April 17, 2011

Happy Are Those

My grandfather used to say that people who were buried on a rainy day were the happiest.  Unfortunately for him, the sun was shining brightly on the first day of September when we buried his ashes almost two yeas ago.

Today I experienced my first trip to Tomah, Wisconsin for my second funeral.  This was a funeral for a woman I never met, but who was very close to Rob.  The visitation was right before the service, and the casket was open.  I had never seen a dead body before today, and I don't think it's high on my list of things I'd like to experience again.  Seated in the fifth pew, I could see her yellow face partially obscured by her grey hair.  "She looks good, considering..." 

Grief is such an intensely personal emotion.  I felt bad for Rob and his family, but so many of our interactions are centered around frivolity that I didnt know what to expect today.  The first hymn we sang was "Amazing Grace."  I was able to sing about two lines before I felt my throat start to close.  I closed the hymnal, put it away, crossed my hands and started to squeeze my fingers in a vain attempt to hold back the tears.

My mother has always said that she'd like "Amazing Grace" played on bagpipes at her funeral.  Thinking about this brought me back to my grandfather's funeral and the clarity that came with the 21-gun salute.  I would never see this man again.  It seemed like an awfully cruel trick to play on somebody who really didn't have a lot of time with extended family anyway.

My mother once told me, in that passive-aggressive way that only mothers master, that my empathy shows strongest when I go with Rob to visit his family.  Even though I don't have this need, she stated, I understand the importance for Rob.  It's not that the need isn't mine; the need was never cultivated.  When you grow up away from your family, you don't realize how important they are until you're given that opportunity through your in-laws. 

In a strange way, I feel as if I knew Auntie Mac through the love that she shared with Rob's family.  They share that same love with me, and I'm so glad to be a part of this family, the one that I chose and the one that chose me.

March 26, 2011

Welcome back

It's been a long time since I've blogged.  I really wat to do this, as I used to love capturing my thoughts at the end of each day.  After awhile, with my old blog, I felt like I was writing for an audience, not for myself.  I suppose bloggers are inherenty slightly egotistical to think that anybody would want to read what they have to say.

I'm going to attempt to post daily, just to capture my thoughts.  It could be relatedx to an event, a comment, a photo...  the sky's the limit, right?  It won't always be profound.  It will rarely be positive, but it will be honest.

As alwas,
Aunt Phetamine

September 15, 2010

Is there anybody out there?

Way back when, many centuries ago - not long after the Bible began... I used to write a blog post almost every day. Then I deleted the whole thing because I found that I was writing for other people and not myself. When I restarted this about a year ago, I thought I'd keep it to myself. I kept it hidden so well that even I forgot about it!

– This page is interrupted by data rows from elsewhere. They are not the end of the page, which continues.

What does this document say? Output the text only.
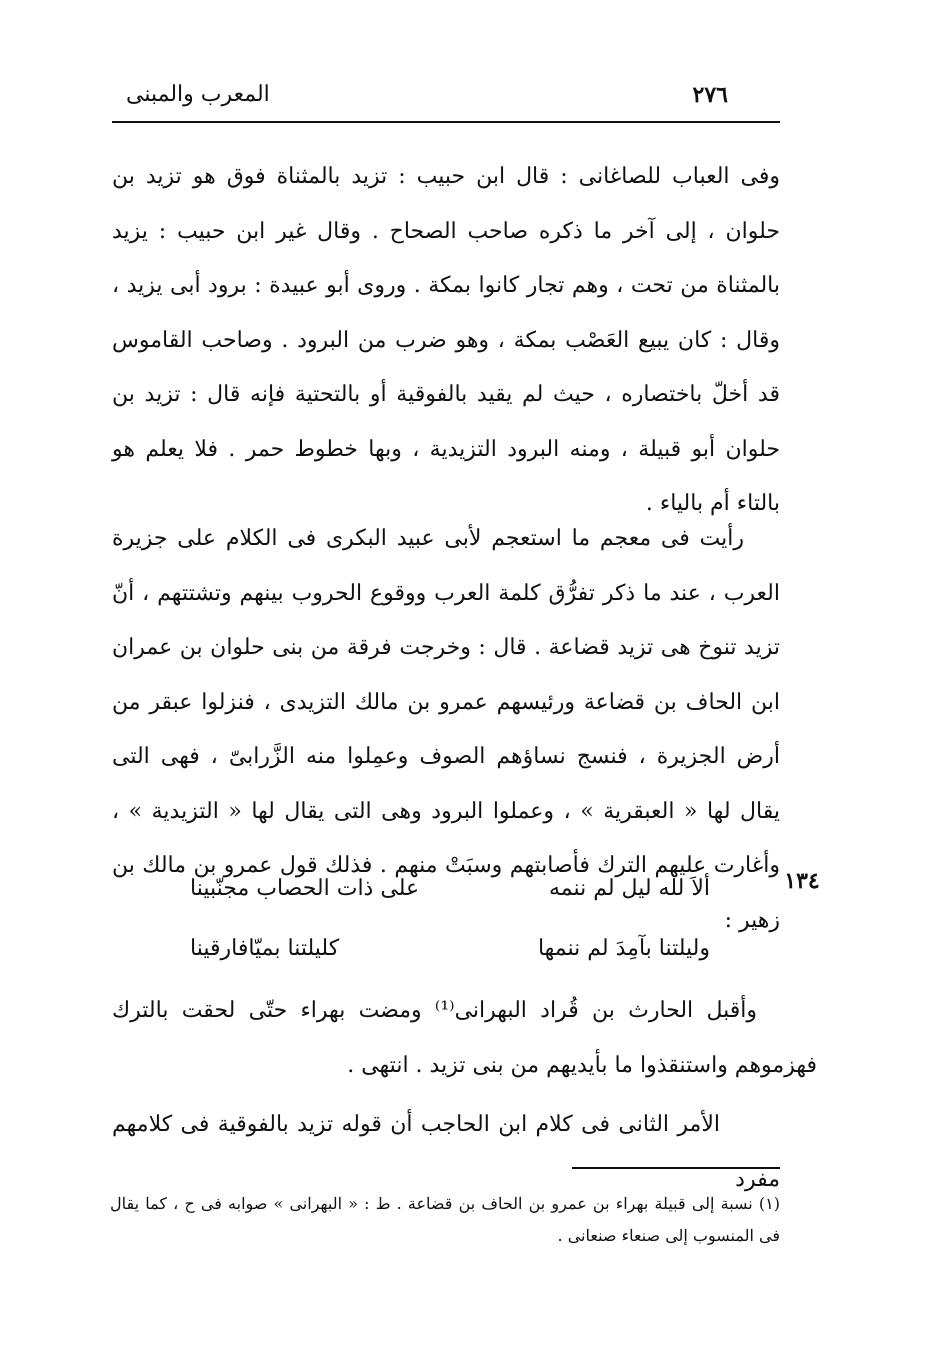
٢٧٦
المعرب والمبنى

وفى العباب للصاغانى : قال ابن حبيب : تزيد بالمثناة فوق هو تزيد بن حلوان ، إلى آخر ما ذكره صاحب الصحاح . وقال غير ابن حبيب : يزيد بالمثناة من تحت ، وهم تجار كانوا بمكة . وروى أبو عبيدة : برود أبى يزيد ، وقال : كان يبيع العَصْب بمكة ، وهو ضرب من البرود . وصاحب القاموس قد أخلّ باختصاره ، حيث لم يقيد بالفوقية أو بالتحتية فإنه قال : تزيد بن حلوان أبو قبيلة ، ومنه البرود التزيدية ، وبها خطوط حمر . فلا يعلم هو بالتاء أم بالياء .

رأيت فى معجم ما استعجم لأبى عبيد البكرى فى الكلام على جزيرة العرب ، عند ما ذكر تفرُّق كلمة العرب ووقوع الحروب بينهم وتشتتهم ، أنّ تزيد تنوخ هى تزيد قضاعة . قال : وخرجت فرقة من بنى حلوان بن عمران ابن الحاف بن قضاعة ورئيسهم عمرو بن مالك التزيدى ، فنزلوا عبقر من أرض الجزيرة ، فنسج نساؤهم الصوف وعمِلوا منه الزَّرابىّ ، فهى التى يقال لها « العبقرية » ، وعملوا البرود وهى التى يقال لها « التزيدية » ، وأغارت عليهم الترك فأصابتهم وسبَتْ منهم . فذلك قول عمرو بن مالك بن زهير :

١٣٤
ألاَ لله ليل لم ننمه
على ذات الحصاب مجنّبينا
وليلتنا بآمِدَ لم ننمها
كليلتنا بميّافارقينا

وأقبل الحارث بن قُراد البهرانى⁽¹⁾ ومضت بهراء حتّى لحقت بالترك فهزموهم واستنقذوا ما بأيديهم من بنى تزيد . انتهى .

الأمر الثانى فى كلام ابن الحاجب أن قوله تزيد بالفوقية فى كلامهم مفرد

(١) نسبة إلى قبيلة بهراء بن عمرو بن الحاف بن قضاعة . ط : « البهرانى » صوابه فى ح ، كما يقال فى المنسوب إلى صنعاء صنعانى .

There have been a lot of changes since v.1. I'm in a relationship of almost three years. I bought a house. I'm focusing on my health, having finally passed the 150 mark! I even started a new job recently. I'll talk about all of them at some point, but I guess I really want to be mindful in the future. I had (the opportunity) to take the Strengths Quest inventory for my new job, and my top strength was "empathy." Empathy? I was pretty shocked that it was in my top five, let alone in the top spot.

In preparation for a work retreat, I was supposed to ask up to three people close to me to review my strengths and come up with concrete examples of how they see them manifest in me. Needless to say, I've taken a few hits and am feeling kind of bruised. I know that people are being honest with me, and I have never claimed to be empathetic, but it still kind of stings.

I want to be empathetic, but it's so hard. One of my other strengths is "responsibility," which came as a surprise to nobody. Unfortunately, I think that this strength really affects how empathy plays a role. I have a hard time understanding how people find themselves in certain situations, why they behave the way they do, and why they just can't pull it together due to this overwhelming sense of responsibility. It's something that I want to work on, and I hope that I learn more at the retreat to help me make that happen.

As always,
Aunt Phetamine

March 17, 2010

With the hope of updating this blog more regularly, I am attempting to go mobile. This is a test!

January 28, 2009

It's been a hectic week and a half with my coworker on vacation. Although things have slowed down a bit this week, I still feel as if I'm trying to catch up.

My energy is down a bit, and it may be related to the weather. We've already had 27 days below zero this winter, and the annual average is 26. Knowing that we have at least another six weeks of winter - 12 if Phil has anything to say about it - is really hard to digest.

I think my energy is also low due to a change in schedule.

January 22, 2009

I guess I'm spam

I am attempting to renew my blog, but have not yet had the opportunity to post. Due to travel, I've been away from my desk a lot since I recreated "As always, Aunt Phetamine."

I hope that the folks at Blogger are kind and don't delete this. I am hoping to post soon.